大きなエントランスから白い階段を上り社長室に入る。
「こんにちは、お元気ですか?」
「あれ、ギリシャ語しゃべれるね」
「少しですが、なんとか」
と挨拶を交わす。
少しお話を交えた後、社長の指示でワイナリーに誘導される。
「あっイメロスだ」
そこには毎日触っているイメロスのボトルが今まさにボトリングをされている最中であった。
ワインにはそのワインの香りがある。
毎日その香りをかいでいる。
毎日鼻の先にあるイメロスの香りがワイナリーに充満していた。
だからだろうか、初めてなのに初めての場所に感じない。
「これ、今機械でやるようになったんですか?」
最初の質問はラベルになった。
実はラベルの貼り付けが少しぞんざいに扱われていたイメロス。
このラベルは手で張り付けているのであろうか・・・。
いつも少ししわになっているラベルを見て思っていた。
そんなラベルのしわも愛着があるというギリシャ好きな方はいいが、レストランで少しお食事とギリシャの雰囲気を味わいたいという方にラベルのしわがネガティブになることもあるのではないかとちょっともったいないとも思っていた。
「ラベルのセンスもいいじゃないですか」
と言ってくださり。
「思わず写真撮っちゃいましたよ、僕」
と言ってくださったのは日本でも毎回15の指には必ず入っているというソムリエのYさん。
ギリシャセミナーでのギリシャワインチョイスでテーブルワインのイメロスを出すかどうか悩んでいた私に
「danaeさん、僕たちソムリエは値段を見てないんですよ、きっと今回やるセミナーでのYさんも大会でよくお会いする方で、素晴らしいソムリエの方です。

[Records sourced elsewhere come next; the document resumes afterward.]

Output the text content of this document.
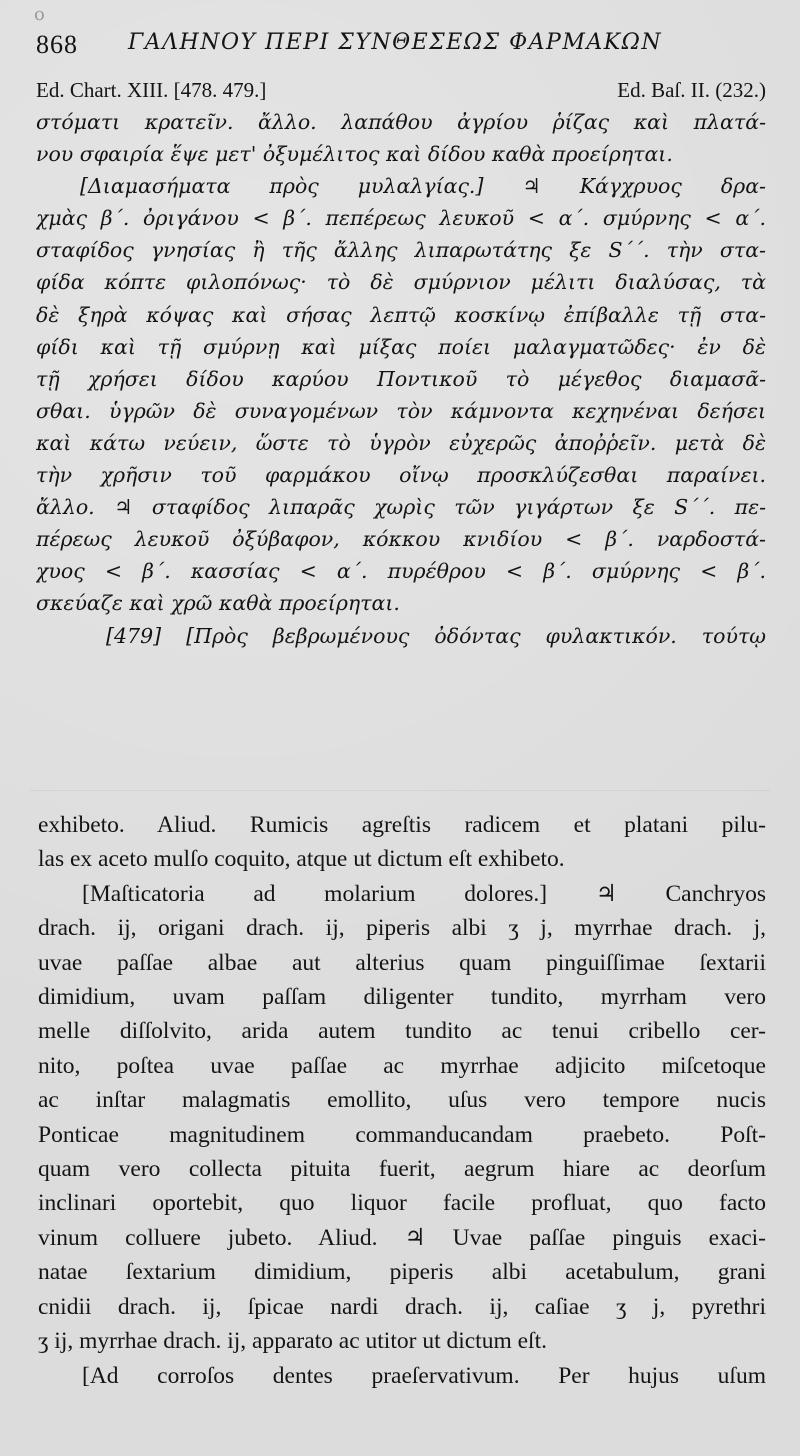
o
868 ΓΑΛΗΝΟΥ ΠΕΡΙ ΣΥΝΘΕΣΕΩΣ ΦΑΡΜΑΚΩΝ
Ed. Chart. XIII. [478. 479.]	Ed. Baſ. II. (232.)
στόματι κρατεῖν. ἄλλο. λαπάθου ἀγρίου ῥίζας καὶ πλατά-
νου σφαιρία ἕψε μετ' ὀξυμέλιτος καὶ δίδου καθὰ προείρηται.
[Διαμασήματα πρὸς μυλαλγίας.] ♃ Κάγχρυος δρα-
χμὰς β΄. ὀριγάνου < β΄. πεπέρεως λευκοῦ < α΄. σμύρνης < α΄.
σταφίδος γνησίας ἢ τῆς ἄλλης λιπαρωτάτης ξε S΄΄. τὴν στα-
φίδα κόπτε φιλοπόνως· τὸ δὲ σμύρνιον μέλιτι διαλύσας, τὰ
δὲ ξηρὰ κόψας καὶ σήσας λεπτῷ κοσκίνῳ ἐπίβαλλε τῇ στα-
φίδι καὶ τῇ σμύρνῃ καὶ μίξας ποίει μαλαγματῶδες· ἐν δὲ
τῇ χρήσει δίδου καρύου Ποντικοῦ τὸ μέγεθος διαμασᾶ-
σθαι. ὑγρῶν δὲ συναγομένων τὸν κάμνοντα κεχηνέναι δεήσει
καὶ κάτω νεύειν, ὥστε τὸ ὑγρὸν εὐχερῶς ἀποῤῥεῖν. μετὰ δὲ
τὴν χρῆσιν τοῦ φαρμάκου οἴνῳ προσκλύζεσθαι παραίνει.
ἄλλο. ♃ σταφίδος λιπαρᾶς χωρὶς τῶν γιγάρτων ξε S΄΄. πε-
πέρεως λευκοῦ ὀξύβαφον, κόκκου κνιδίου < β΄. ναρδοστά-
χυος < β΄. κασσίας < α΄. πυρέθρου < β΄. σμύρνης < β΄.
σκεύαζε καὶ χρῶ καθὰ προείρηται.
[479] [Πρὸς βεβρωμένους ὀδόντας φυλακτικόν. τούτῳ
exhibeto. Aliud. Rumicis agreſtis radicem et platani pilu-
las ex aceto mulſo coquito, atque ut dictum eſt exhibeto.
[Maſticatoria ad molarium dolores.] ♃ Canchryos
drach. ij, origani drach. ij, piperis albi ʒ j, myrrhae drach. j,
uvae paſſae albae aut alterius quam pinguiſſimae ſextarii
dimidium, uvam paſſam diligenter tundito, myrrham vero
melle diſſolvito, arida autem tundito ac tenui cribello cer-
nito, poſtea uvae paſſae ac myrrhae adjicito miſcetoque
ac inſtar malagmatis emollito, uſus vero tempore nucis
Ponticae magnitudinem commanducandam praebeto. Poſt-
quam vero collecta pituita fuerit, aegrum hiare ac deorſum
inclinari oportebit, quo liquor facile profluat, quo facto
vinum colluere jubeto. Aliud. ♃ Uvae paſſae pinguis exaci-
natae ſextarium dimidium, piperis albi acetabulum, grani
cnidii drach. ij, ſpicae nardi drach. ij, caſiae ʒ j, pyrethri
ʒ ij, myrrhae drach. ij, apparato ac utitor ut dictum eſt.
[Ad corroſos dentes praeſervativum. Per hujus uſum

堂々と出しちゃってください」
と某Hの主任ソムリエのRさん。
そして、手ごろな値段のイメロスはたくさんある白ワインのなかで選ばれないかもしれないということで(関係者)一本だけお渡しをして返事がなければなかったというこになった。
まだ、認知度の低いイメロスにここでも少し温度差を感じる。
当日まで連絡がなかったので、ちょっぴりさびしい気持ちで会場にむかった。
「あの白いワインは持ってきてますか?」
関係者さんからのあわただしい声。
「あっ連絡がなかったので・・・」
当日にこれを使いたいとの要請があったそうで。。。
えー。。。残念。。。選んでくれたのに。。。
ここら辺が私の抜かりだらけのところで、申し訳ない。。。イメロス。。。
でも、逆にイメロスを使用できなかった分、お話ができた。
「使おうと思って冷蔵庫を開けたらないから、びっくりしちゃって」
共通して感じさせていただくことがいつもお仕事を通じてあるのだが、本当にすごい人ってすごさを大きくアピールしない。
私と立ち話をしてくださるような方ではないはずなのに、自然にワインのお話をしてくださった。
ソムリエの方を素敵な方だと思い、私はワインがますます好きになった。
「おいしかったですよ、Rさんの言う通り僕たちソムリエは値段や会社を見てないですからね、味ですからへぇこれそんなに手ごろな価格だったんですね」
ご自身の携帯写真にはイメロスのラベルが大きく載っていた。
そんなイメロスが機械化されてラベルがきれいに貼り出されている。
「この問題が一番多かった」
とイメロスの方。
これで大幅にラベルは解決されるであろうとのこと。
味は指折り数える中に入るソムリエの方が
「おいしい」
と言ってくれたワイン。
あとはどうやってみんなが簡単にこのイメロスを飲めるようになるのだろう・・・。
「ちょっと飲んでみたいなぁ」
そう思ってくれた人がいたら、すぐにポンってイメロスのコルクを開けれる・・・。
そんな日が訪れたらいいなぁ・・・。